Bert Langerwerf’s farm, Agama International, has been sold.
Agama International, started by well-known lizardkeeper and breeder Bert Langerwerf, has been sold. After Langerwerf passed away in August 2008, his family kept the farm running until selling it to Steven and Lauren Brooks this summer.
The Brookses moved from New York to the 7-acre lizard farm in Alabama, where they are still unpacking and completing repairs and maintenance. They are continuing Langerwerf’s work with Eastern water dragons (Physignathus lesueurii lesueurii), Chinese crocodile lizards (Shinisaurus crocodilurus) and Solomon Island prehensile-tailed skinks (Corucia zebrata) while expanding with African crag lizards (Pseudocordylus melanotus subviridis), spiny-tailed monitors (Varanus acanthurus) and Gran Canaria giant lizards (Gallotia stehlini).
Bert Langerwerf was well known for the Australian water dragons he bred at Agama.
Although the couple do not have previous experience breeding lizards, they come from an exotics background. Steven has kept herps for most of his life, and Lauren, who was a licensed wildlife rehabilitator in New York, began keeping herps in high school and has seen them as wildlife patients in her work. She has been breeding arthropods for many years. Steven, who left behind a career in zoos, said he’s read “everything I could get my hands on” concerning reptiles. They are both grateful for the enthusiasm and support they’ve received from fellow herpers since buying Agama International.
Despite a slow-to-recover economy, Agama International is getting inquiries after lizards almost every day. Steven said they have barely started advertising, but attributed their early success to Agama’s solid reputation and the farm’s uncommon lizards. “People who want them only have a handful of places to find them,” Steven said. “Thanks to Bert’s exceptional breeding efforts, we often have a greater availability than other sellers.”
Chinese crocodile lizard at Agama.
But taking over Agama International has not been without its challenges. Due to a feeder problem, the Brookses had to buy about 100,000 feeders to get them through the rest of the year. And general maintenance and upkeep around the farm has not been easy in a hot Alabama summer.

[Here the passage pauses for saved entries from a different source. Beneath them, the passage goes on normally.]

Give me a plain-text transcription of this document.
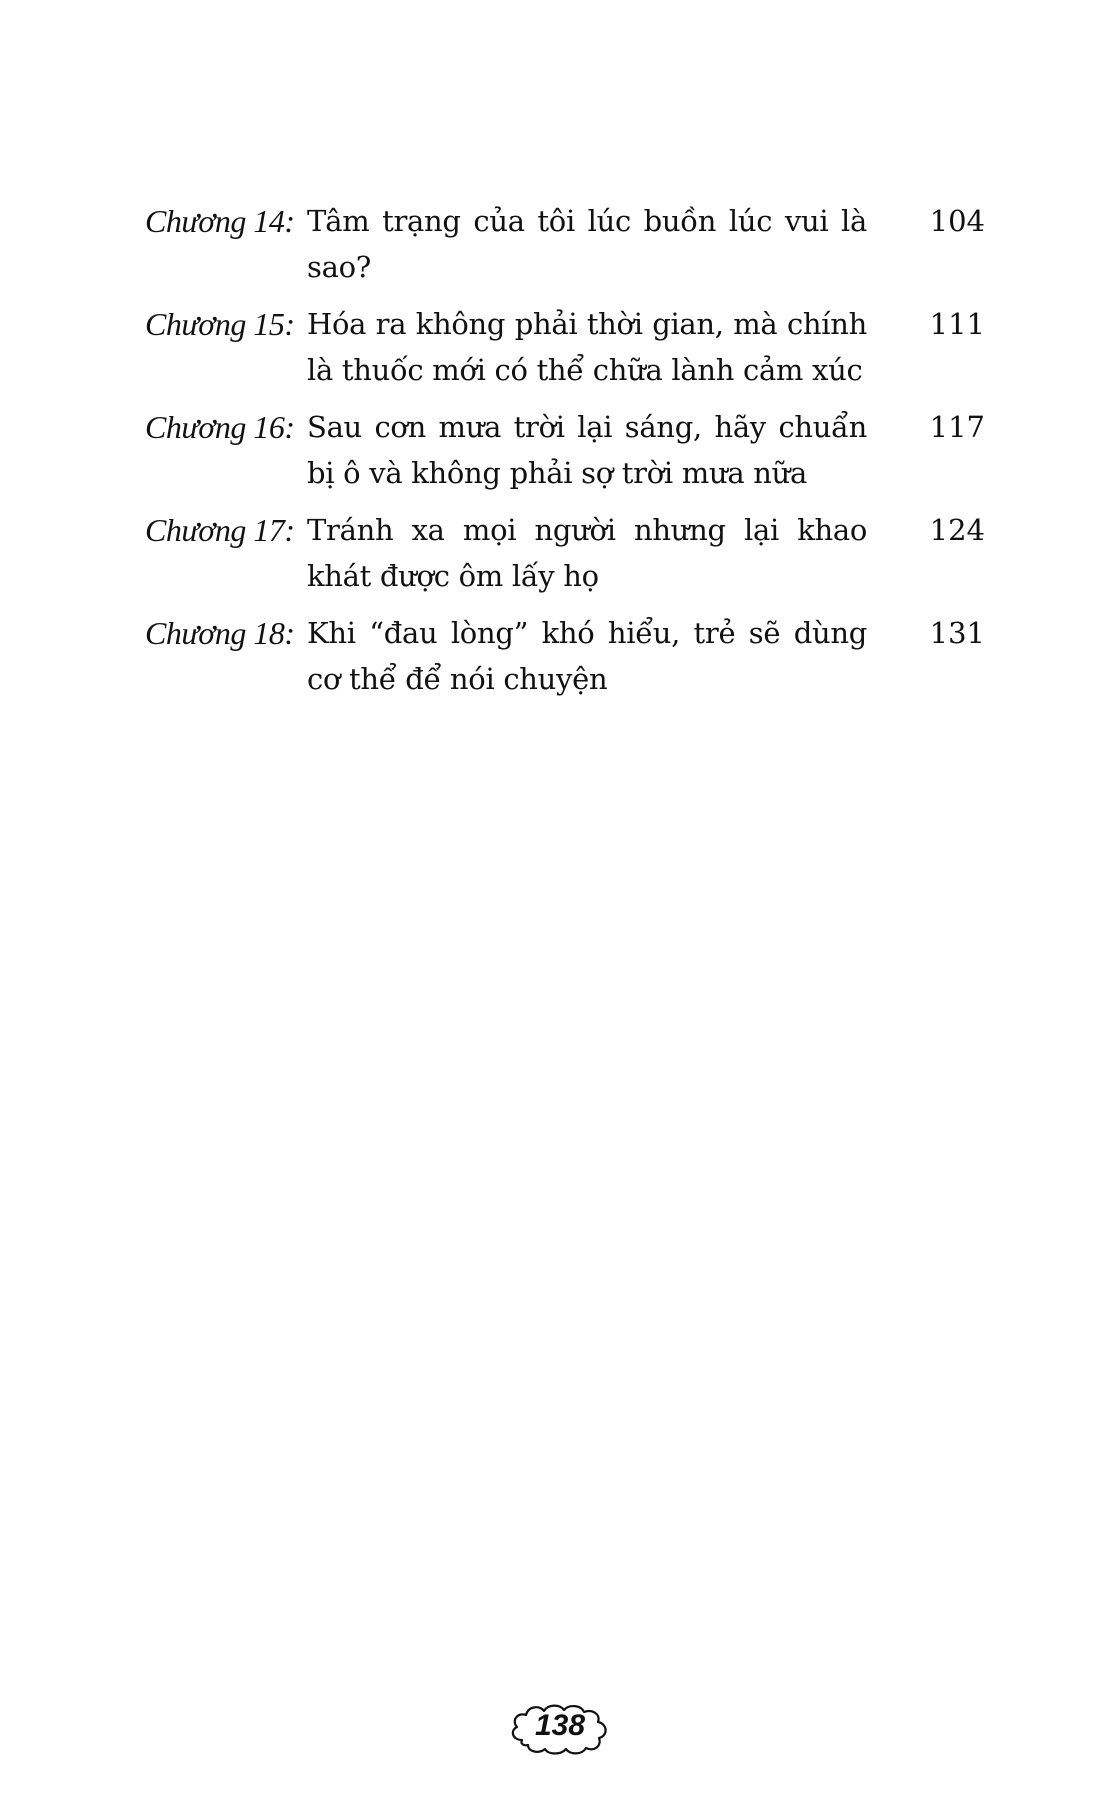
Chương 14: Tâm trạng của tôi lúc buồn lúc vui là sao?
104
Chương 15: Hóa ra không phải thời gian, mà chính là thuốc mới có thể chữa lành cảm xúc
111
Chương 16: Sau cơn mưa trời lại sáng, hãy chuẩn bị ô và không phải sợ trời mưa nữa
117
Chương 17: Tránh xa mọi người nhưng lại khao khát được ôm lấy họ
124
Chương 18: Khi “đau lòng” khó hiểu, trẻ sẽ dùng cơ thể để nói chuyện
131
138
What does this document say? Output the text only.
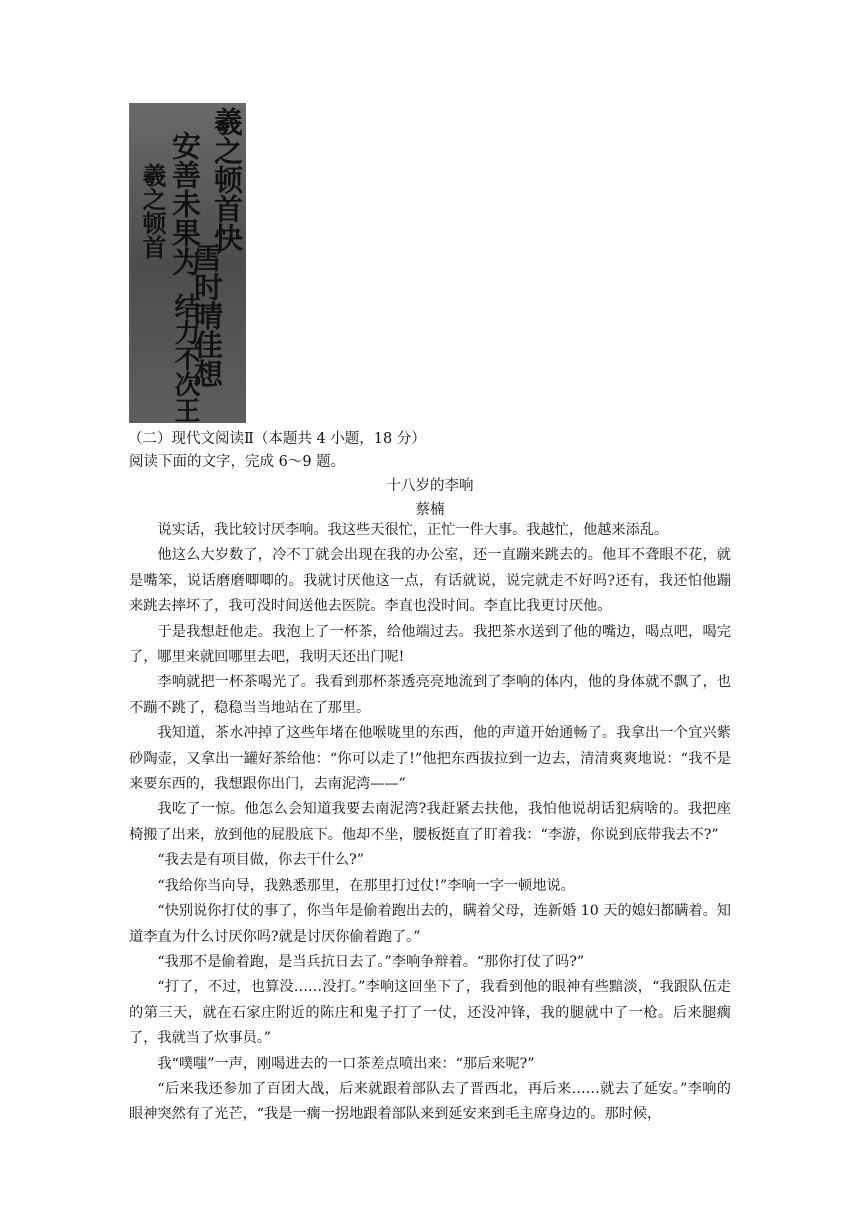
羲之顿首快
雪时晴佳想
安善未果为
结力不次王
羲之顿首
（二）现代文阅读Ⅱ（本题共 4 小题，18 分）
阅读下面的文字，完成 6～9 题。
十八岁的李响
蔡楠

说实话，我比较讨厌李响。我这些天很忙，正忙一件大事。我越忙，他越来添乱。

他这么大岁数了，冷不丁就会出现在我的办公室，还一直蹦来跳去的。他耳不聋眼不花，就是嘴笨，说话磨磨唧唧的。我就讨厌他这一点，有话就说，说完就走不好吗?还有，我还怕他蹦来跳去摔坏了，我可没时间送他去医院。李直也没时间。李直比我更讨厌他。

于是我想赶他走。我泡上了一杯茶，给他端过去。我把茶水送到了他的嘴边，喝点吧，喝完了，哪里来就回哪里去吧，我明天还出门呢!

李响就把一杯茶喝光了。我看到那杯茶透亮亮地流到了李响的体内，他的身体就不飘了，也不蹦不跳了，稳稳当当地站在了那里。

我知道，茶水冲掉了这些年堵在他喉咙里的东西，他的声道开始通畅了。我拿出一个宜兴紫砂陶壶，又拿出一罐好茶给他：“你可以走了!”他把东西拔拉到一边去，清清爽爽地说：“我不是来要东西的，我想跟你出门，去南泥湾——”

我吃了一惊。他怎么会知道我要去南泥湾?我赶紧去扶他，我怕他说胡话犯病啥的。我把座椅搬了出来，放到他的屁股底下。他却不坐，腰板挺直了盯着我：“李游，你说到底带我去不?”

“我去是有项目做，你去干什么?”

“我给你当向导，我熟悉那里，在那里打过仗!”李响一字一顿地说。

“快别说你打仗的事了，你当年是偷着跑出去的，瞒着父母，连新婚 10 天的媳妇都瞒着。知道李直为什么讨厌你吗?就是讨厌你偷着跑了。”

“我那不是偷着跑，是当兵抗日去了。”李响争辩着。“那你打仗了吗?”

“打了，不过，也算没……没打。”李响这回坐下了，我看到他的眼神有些黯淡，“我跟队伍走的第三天，就在石家庄附近的陈庄和鬼子打了一仗，还没冲锋，我的腿就中了一枪。后来腿瘸了，我就当了炊事员。”

我“噗嗤”一声，刚喝进去的一口茶差点喷出来：“那后来呢?”

“后来我还参加了百团大战，后来就跟着部队去了晋西北，再后来……就去了延安。”李响的眼神突然有了光芒，“我是一瘸一拐地跟着部队来到延安来到毛主席身边的。那时候，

Aside from making their own improvements and alterations to the facilities at Agama International, Steven and Lauren plan to play an active role in the preservation of Alabama wildlife. Langerwerf, who built the farm in 1988, made it a “green” facility from the start, and a large portion of the land is untouched wildlife habitat.
The Brookses plan to create even more wildlife habitat with native plantings. And after Lauren obtains her wildlife rehabilitation license for the state of Alabama, the couple will work with native herps that have been injured or otherwise harmed due to human encroachment on wildlife habitats. The couple also plan to modify the animal education/outreach program they started in New York to incorporate some of Alabama’s native wildlife.
The Brookses have added spiny-tailed monitors to the stock at Agama.e
For now, Agama International is only selling animals in the United States, but the Brookses would like to ship internationally again one day.
“We would like to once again make Agama one of the biggest and the best, and do justice to Bert’s passion and commitment to advancing herpetoculture,” Steven said.
Langerwerf was considered a pioneer in herpkeeping, and he bred more than 135 species of reptiles. He made early discoveries regarding temperature-dependent sex determination in herps, wrote about the effect of terrarium glass filtering out ultraviolet light in the 1970s, and was the first to breed the super mealworm (Zophobas morio).